Хребты Безумия
Шрифт:
Заставил нас обернуться извечный инстинкт догоняемой жертвы, которая хочет знать, каковы ее шансы, хотя, возможно, здесь примешались и другие подсознательные импульсы. Во время бегства все в нас было подчинено одной цели — спастись, мы не замечали ничего вокруг и, уж конечно, ничего не анализировали, но в мозг тем не менее, помимо нашей воли, поступали сигналы, которые посылало наше обоняние. Все это мы осознали позже. Удивительно, но запах не менялся! В воздухе висело все то же зловоние, которое поднималось ранее над измазанными слизью, обезглавленными трупами. А ведь запаху следовало бы измениться! Этого требовала простая логика. Теперь должен преобладать прежний едкий запах, неизменно
Казалось, мы оглянулись одновременно, как по команде, но на самом деле, конечно же, первым был один из двоих, хотя второй тут же последовал его примеру. Оглянувшись, мы включили на полную мощность фонарики и направили лучи на поредевший туман. Поступили мы так, возможно, из обычного страха, желая знать, в чем именно заключается опасность, а может, из подсознательного стремления ослепить врага, а потом, пока он будет приходить в себя, скользнув меж пингвинов, юркнуть в туннель. Но лучше бы нам не оглядываться! Ни Орфей, ни жена Лота не заплатили больше за этот безрассудный поступок! И тут снова послышалось ужасное: «Текели-ли! Текели-ли!»

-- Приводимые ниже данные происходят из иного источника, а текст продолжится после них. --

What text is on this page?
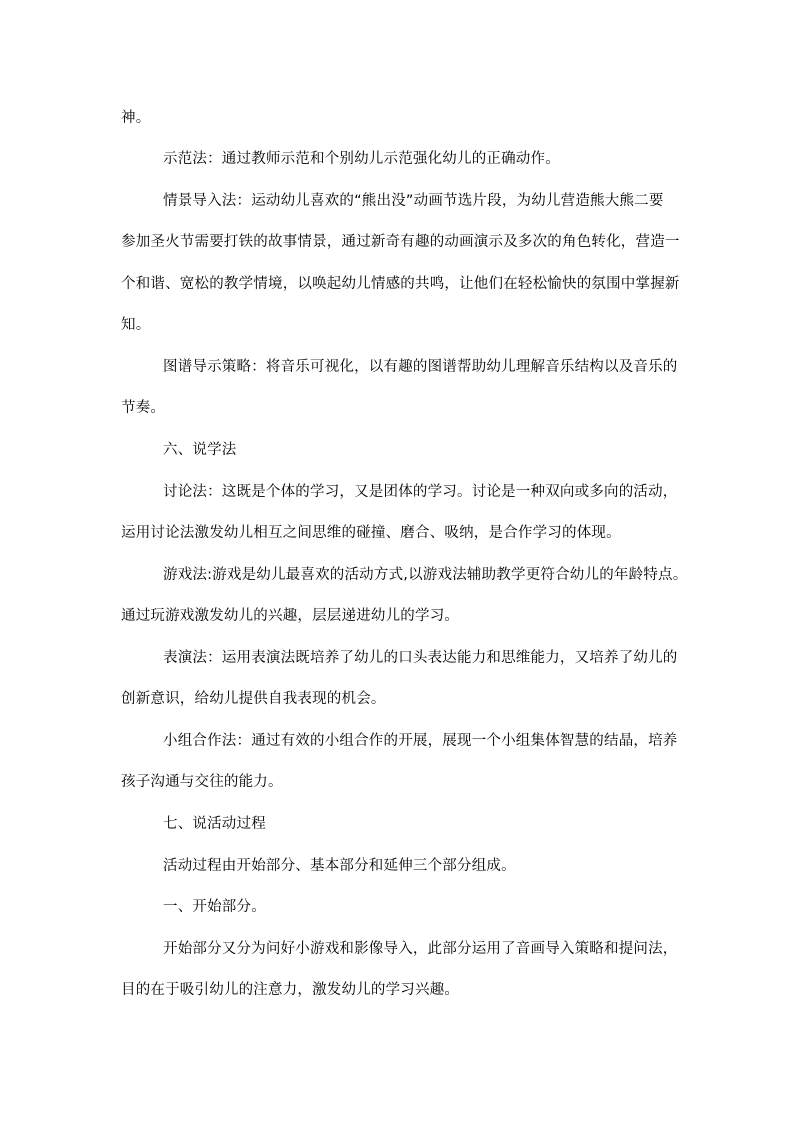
神。
示范法：通过教师示范和个别幼儿示范强化幼儿的正确动作。
情景导入法：运动幼儿喜欢的“熊出没”动画节选片段，为幼儿营造熊大熊二要
参加圣火节需要打铁的故事情景，通过新奇有趣的动画演示及多次的角色转化，营造一
个和谐、宽松的教学情境，以唤起幼儿情感的共鸣，让他们在轻松愉快的氛围中掌握新
知。
图谱导示策略：将音乐可视化，以有趣的图谱帮助幼儿理解音乐结构以及音乐的
节奏。
六、说学法
讨论法：这既是个体的学习，又是团体的学习。讨论是一种双向或多向的活动，
运用讨论法激发幼儿相互之间思维的碰撞、磨合、吸纳，是合作学习的体现。
游戏法:游戏是幼儿最喜欢的活动方式,以游戏法辅助教学更符合幼儿的年龄特点。
通过玩游戏激发幼儿的兴趣，层层递进幼儿的学习。
表演法：运用表演法既培养了幼儿的口头表达能力和思维能力，又培养了幼儿的
创新意识，给幼儿提供自我表现的机会。
小组合作法：通过有效的小组合作的开展，展现一个小组集体智慧的结晶，培养
孩子沟通与交往的能力。
七、说活动过程
活动过程由开始部分、基本部分和延伸三个部分组成。
一、开始部分。
开始部分又分为问好小游戏和影像导入，此部分运用了音画导入策略和提问法，
目的在于吸引幼儿的注意力，激发幼儿的学习兴趣。
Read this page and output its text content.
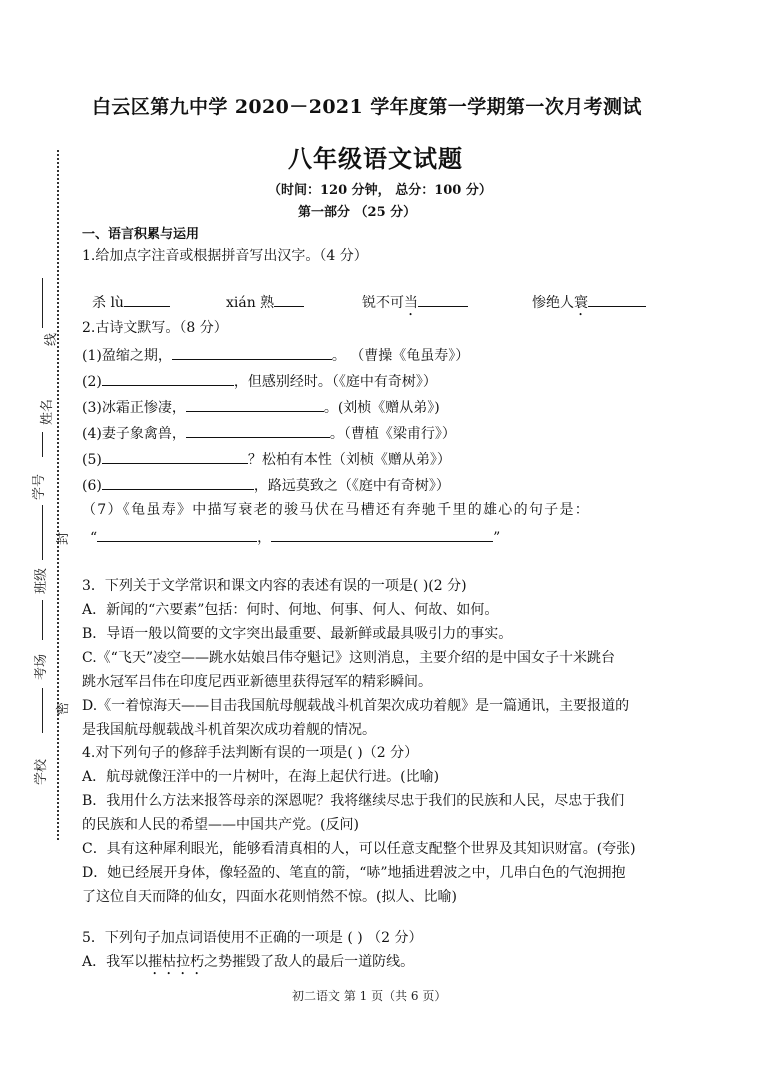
白云区第九中学 2020－2021 学年度第一学期第一次月考测试
八年级语文试题
（时间：120 分钟， 总分：100 分）
第一部分 （25 分）
一、语言积累与运用
线
姓名
学号
封
班级
考场
密
学校
1.给加点字注音或根据拼音写出汉字。（4 分）
杀 lù	xián 熟	锐不可当	惨绝人寰
2.古诗文默写。（8 分）
(1)盈缩之期，	。 （曹操《龟虽寿》）
(2)	，但感别经时。（《庭中有奇树》）
(3)冰霜正惨凄，	。(刘桢《赠从弟》)
(4)妻子象禽兽，	。（曹植《梁甫行》）
(5)	？松柏有本性（刘桢《赠从弟》）
(6)	，路远莫致之（《庭中有奇树》）
（7）《龟虽寿》中描写衰老的骏马伏在马槽还有奔驰千里的雄心的句子是：
“	，	”
3．下列关于文学常识和课文内容的表述有误的一项是( )(2 分)
A．新闻的“六要素”包括：何时、何地、何事、何人、何故、如何。
B．导语一般以简要的文字突出最重要、最新鲜或最具吸引力的事实。
C.《“飞天”凌空——跳水姑娘吕伟夺魁记》这则消息，主要介绍的是中国女子十米跳台
跳水冠军吕伟在印度尼西亚新德里获得冠军的精彩瞬间。
D.《一着惊海天——目击我国航母舰载战斗机首架次成功着舰》是一篇通讯，主要报道的
是我国航母舰载战斗机首架次成功着舰的情况。
4.对下列句子的修辞手法判断有误的一项是( )（2 分）
A．航母就像汪洋中的一片树叶，在海上起伏行进。(比喻)
B．我用什么方法来报答母亲的深恩呢？我将继续尽忠于我们的民族和人民，尽忠于我们
的民族和人民的希望——中国共产党。(反问)
C．具有这种犀利眼光，能够看清真相的人，可以任意支配整个世界及其知识财富。(夸张)
D．她已经展开身体，像轻盈的、笔直的箭，“哧”地插进碧波之中，几串白色的气泡拥抱
了这位自天而降的仙女，四面水花则悄然不惊。(拟人、比喻)
5．下列句子加点词语使用不正确的一项是 ( ) （2 分）
A．我军以摧枯拉朽之势摧毁了敌人的最后一道防线。
初二语文 第 1 页（共 6 页）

Буду предельно откровенным, хотя откровенность дается мне с большим трудом, и доскажу все, что увидел. В свое время мы даже друг с другом избегали говорить на эту тему. Впрочем, никакие слова не передадут и малой толики пережитого ужаса. Зрелище настолько потрясло нас, что можно только диву даваться, как это у нас хватило соображения притушить фонарики да еще выбрать правильное направление. Есть только одно объяснение: нами руководил инстинкт, а не разум. Может, так оно было и лучше, но все равно за свободу мы заплатили слишком большой ценой. Во всяком случае, с рассудком у нас с тех пор не совсем в порядке.
Денфорт совершенно потерял голову; помнится, весь обратный путь он твердил на бегу одно и то же, для любого нормального человека это звучало бы чудовищным бредом — только один я понимал, откуда все взялось. Голос его разносился эхом по коридорам, теряясь среди криков пингвинов и замирая где-то позади, в туннеле, где, к счастью, уже никого не было. Cлава Богу, он забубнил этот бред не сразу после того как оглянулся, иначе нас давно уже не было бы в живых. Страшно даже вообразить себе нашу возможную участь. «Саут-стейшн — Вашингтон-стейшн — Паркстейшн — Кендалл-стейшн — Сентрел-стейшн — Гарвард...»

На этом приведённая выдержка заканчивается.